Распечатки прослушек интимных переговоров и перлюстрации личной переписки. Том 1 - стр. 79

И чуть обидно было еще и за бордовые от ветра и влажности запястья и кисти, которые добросовестно залила, выбегая из дому, чудовищным, малиновым, пудрой и кефиром пахнущим кремом «Утро», дарёным матерью, – снадобьем в крайне неудобной, точно негодной для крема стеклянной бутылочке с издевательски узким горлышком (приходилось, в буквальном смысле, выбивать по капле: опрокидывать и бить флаконом по ладони, с такой силой, что там на несколько минут потом оставались маленькие круги, как следы от прививки), но от этого дефицитного зелья кожа не только не стала выносливей, а чувствовала себя вдесятерне беззащитной на ветру, и уже приготовилась покрыться (вместо чересчур замедливших, зазевавшихся, метаморфоз почек на придорожных деревьях) свежими цыпочными трещинами.

У метро Сокол, щадя разбудораженные чувства, лежала, ползала в окопах привычная законсервированная зима. Вернее – грязное безвременье. Огрызки снега огрызались дурными черными зубами из своих бермудских заповедников на обочинах. Неживые, как будто мародерами обобранные, придорожные липы по пояс были обданы веществом обидного коричневого цвета, так что даже коры было не видать – как будто в центре Ленинградки пробурили скважину, и теперь началось веерное распределение нефти по окрестностям; одним коричнево-черным мазком сплошняком были выкрашены на газоне в гарь и валуны нерастаявшего снега, и, также, бугры прошлогодней гнилой травы у бордюра на глинистых проталинах – будто со всего этого газона кто-то готовился снять посмертную маску.

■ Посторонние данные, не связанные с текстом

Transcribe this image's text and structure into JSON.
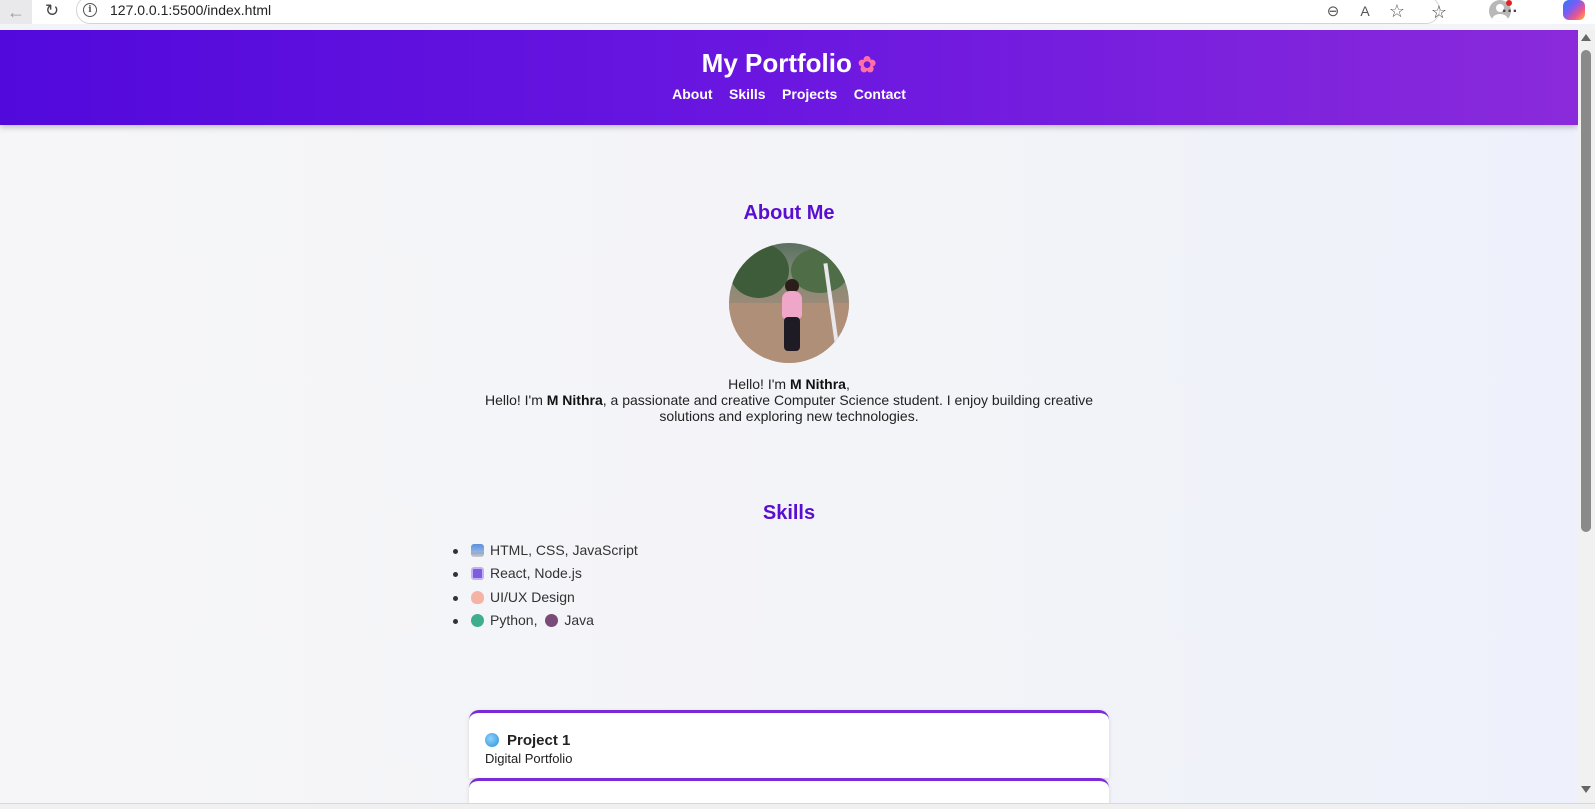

У союзпечати, на асфальте, в центре бензиново-черной пятиметровой слякоти, валялось мороженое эскимо, почти растаявшее, разошедшееся кругами и полукружьями жирных белил, кем-то не удержанное на хорде палочки – и не известно вообще даже и надкусанное ли.

Словом – здесь все выглядело ровно так, как могло выглядеть и в холодном октябре, и в теплом декабре, и в сбрендившем феврале.

И только трамвай вовсю дребезжал весной.

Полоумная в желтом легком платочке аккуратно переводила через рельсы белую козу, с подвязанным вокруг ее шеи на голубой ленточке бубенчиком – звеневшим громче, чем только что отъехавший в центр трамвай.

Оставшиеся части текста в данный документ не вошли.